Turkey Defies NATO Allies: Confirms S-400 Missile Deal with Russia

The deal to buy Russian S-400 missile systems is Ankara's most significant accord with a non-NATO supplier
AFP/Natalia KOLESNIKOVA

Turkey on Tuesday confirmed it would not withdraw from a deal with Russia to buy S-400 missile defense systems despite pressure from the United States to reconsider.

“We have made an agreement (with Russia). We are determined. There is nothing like backtracking from that,” Erdogan was quoted as saying by the official Anadolu news agency.

He also said a counter offer from the U.S. to sell Patriot missiles to Turkey was not as good as the Russian offer.

Washington has previously told its NATO ally that Ankara’s adoption of Russian S-400 missile technology alongside U.S. F-35 fighters would endanger Western defence.

The S-400 is the latest generation surface-to-air defense system developed by Russia as a rival for America’s own Patriot weaponry, and is considered by NATO countries to pose a threat to their combined air operations.

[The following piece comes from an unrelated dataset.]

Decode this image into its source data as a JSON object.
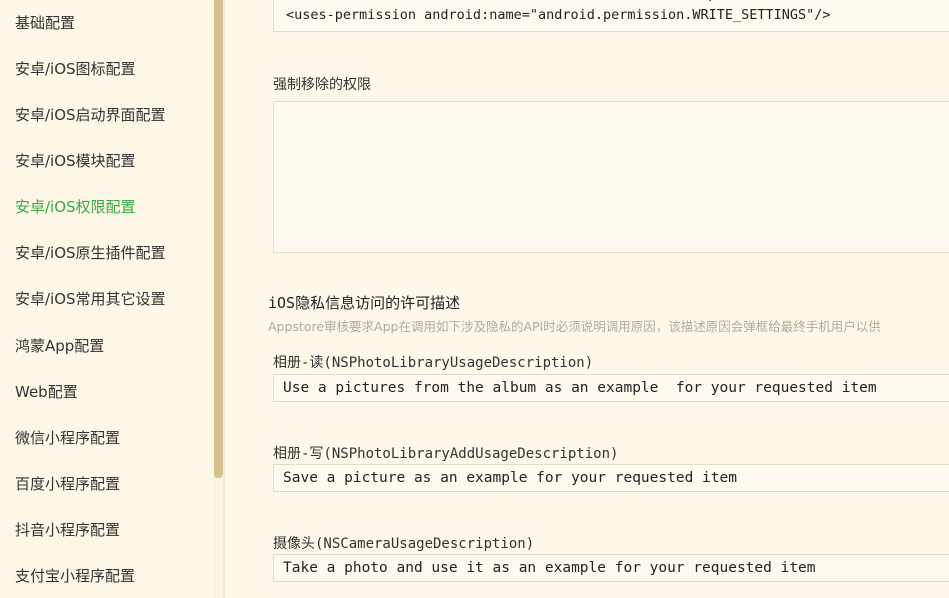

The S-400 missiles are not interoperable with the technology NATO countries use, as the alliance requires.

Last week, a top Pentagon official said the consequences would be “devastating” for Turkey if the country pressed ahead with the purchase.

Kathryn Wheelbarger, Acting Assistant Secretary of Defense for International Security Affairs, said Ankara’s move would damage Turkey’s ability to work with the Western alliance, and force Washington to hit the country with sanctions.

She said that the U.S. administration, even if it does not want to punish Turkey for the purchase, could be forced to do so by a Congress unsympathetic to Ankara.

Turkey has defied the mounting pressure and said the purchase was a “done deal.”

In April, U.S. Vice President Mike Pence bluntly warned that Turkey is risking the security of the NATO alliance by “making such reckless decisions that undermine our alliance.”